Joey Votto is one of the best hitters in the history of the Cincinnati Reds. He’s won an MVP, he should have won another one, and he’s led the league in OPS twice in his career. He’s hit .304/.419/.517 in his career, but in the last three seasons he’s been on a decline. While still above-average, hit .265/.382/.420 line hasn’t compared to what he had been earlier in his career. That’s to be expected as a player enters their mid-30’s. But for Votto, he began to adjust last year around the mid-point of the season after he sat for three games and not only did he look like a different hitter from a mechanics standpoint, his numbers were different, too.
On August 26th Joey Votto was hitting .191/.321/.326. He was benched for the next three days before returning to the lineup for a doubleheader on August 29th. From that point forward the Reds first baseman hit .258/.385/.557. The strikeout rate was up, but the power was also up significantly. His stance at the plate was also more upright and closer to resembling what he used to look like. He’s looking to bringing that back again in 2021.
“When I first came to the league, and certainly in the minor leagues, I was a bit more aggressive,” said Votto. “When I was a younger player I idolized Todd Helton and Barry Bonds and a few other modern players of the early 2000’s and I love the great players of the past – the Williams, the Ruths, the Aarons, the Mays – when I first played in the minor leagues I was so dead set on cutting down the strikeouts because I wanted to be a well rounded hitter. And eventually over the past maybe 6-7 years I started really making that adjustment and seeing that change. A player has to have their own challenges, have their own goals.”
“I lost some of the things, some of my strengths I came to the league with – hitting the ball hard, specifically – hitting the ball all over the field with power, being difficult to defend and I did that in exchange for command of the strikezone, putting the ball in play, being a tough at-bat, and it zapped my power,” Votto continued. “In ’17 I played really, really well because I had that nice combination of low strikeouts, tons of power, lots of walks – it was the dream season of course, for me. I stuck to that the last couple of years – in ’19 a little bit, especially last year I had to let that go and get back to what got me to the league. The adjustments I made last year after the benching were very, very natural to me. I’ve kind of always hit the ball like that, stood up taller and I’m back to a more comfortable place in terms of hitting. It’s going to come with some more swings and misses and more strikeouts, but as long as I’m productive and as long as I’m dangerous at the plate, it’ll pay itself off.”
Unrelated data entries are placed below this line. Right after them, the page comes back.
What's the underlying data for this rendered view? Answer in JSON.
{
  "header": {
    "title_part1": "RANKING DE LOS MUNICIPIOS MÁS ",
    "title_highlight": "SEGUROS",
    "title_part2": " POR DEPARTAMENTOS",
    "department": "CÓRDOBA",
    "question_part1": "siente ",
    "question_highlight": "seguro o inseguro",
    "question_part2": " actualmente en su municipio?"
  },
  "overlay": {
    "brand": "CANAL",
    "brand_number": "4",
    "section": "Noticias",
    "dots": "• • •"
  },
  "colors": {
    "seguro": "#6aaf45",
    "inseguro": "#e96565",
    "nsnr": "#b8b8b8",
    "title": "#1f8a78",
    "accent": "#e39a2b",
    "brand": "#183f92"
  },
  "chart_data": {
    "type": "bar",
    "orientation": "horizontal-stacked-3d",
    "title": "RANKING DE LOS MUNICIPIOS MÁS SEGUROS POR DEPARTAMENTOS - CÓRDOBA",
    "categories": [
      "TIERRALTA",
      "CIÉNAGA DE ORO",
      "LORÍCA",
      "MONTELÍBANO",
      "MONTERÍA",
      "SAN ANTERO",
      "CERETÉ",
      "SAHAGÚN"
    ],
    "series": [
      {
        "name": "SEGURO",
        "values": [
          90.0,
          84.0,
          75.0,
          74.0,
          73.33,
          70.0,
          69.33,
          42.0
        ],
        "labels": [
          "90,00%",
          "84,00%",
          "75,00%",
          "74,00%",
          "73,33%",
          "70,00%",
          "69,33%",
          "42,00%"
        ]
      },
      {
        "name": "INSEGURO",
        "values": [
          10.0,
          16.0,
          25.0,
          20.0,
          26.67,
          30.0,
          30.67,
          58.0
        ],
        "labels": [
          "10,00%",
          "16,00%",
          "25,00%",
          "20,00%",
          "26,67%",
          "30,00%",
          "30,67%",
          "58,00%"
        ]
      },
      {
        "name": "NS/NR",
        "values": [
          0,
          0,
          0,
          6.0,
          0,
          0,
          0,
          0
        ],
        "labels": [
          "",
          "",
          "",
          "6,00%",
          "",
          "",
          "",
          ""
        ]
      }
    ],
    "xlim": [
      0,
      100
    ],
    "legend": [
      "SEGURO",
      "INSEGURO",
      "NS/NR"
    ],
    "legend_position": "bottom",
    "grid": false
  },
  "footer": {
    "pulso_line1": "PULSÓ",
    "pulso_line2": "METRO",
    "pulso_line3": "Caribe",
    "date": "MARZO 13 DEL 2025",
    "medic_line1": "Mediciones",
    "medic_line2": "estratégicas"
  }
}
Even with the big turn around after being benched in 2021, Joey Votto’s average was just .258. The shift certainly could have played into that. So could the small sample size of just 28 games. Being more aggressive at the plate helped with the power. It helped give him some renewed confidence, too.
“I’ve led the league in slugging percentage, and I was top 2-3-4-5 almost every year of my career in batting average also,” said Votto. “I just got so dead set in commanding the strikezone assuming that I was going to help the team that way. You know, I led the league in extra-base hits at 18-years-old as a newbie from Canada. I have to remind myself, at the core, that’s who I am. I tried to make myself into the perfect hitter, and I’ve had some success with that – certainly not perfect, but copied my idols. I’m probably best suited to include some more air and get back to my natural approach. And I did last year, that gave me confidence last year and certainly this offseason. I’m as excited as I’ve been maybe in my Major League career to start a Major League season.”
“I’ve always been a power hitter – well, maybe not always, Lord have mercy the last couple of years, no,” said Votto. “But, yeah, I just want to get back to being dangerous, difficult to defend. I’d hit ball into the shift, and I’d hit it pretty hard and it’d be a step or two to the left for the a second baseman or shortstop, and I’d be out. And I was like ‘what am I doing? This is unsustainable, this will never last.’ So I’ve got to hit the ball harder, be more difficult to defend. And I did this last year. I refined last year, I’ll be better than the back little bit of the season just because I worked on it and I’ll dedicate myself to it and take some time. I can’t wait, I’m so excited.”
Joey Votto is excited. He wants to be a dangerous hitter again. He’s looking to be a power hitter again. There is a plan, and while it started last year and saw the results work out, it lasted just a month before the season came to an end. 2021 looks like it’s going to be a full year and it seems like Cincinnati’s first baseman is hoping to rebound in a big way and is excited to get started. If the Reds are going to be contenders, they’re going to need that to happen.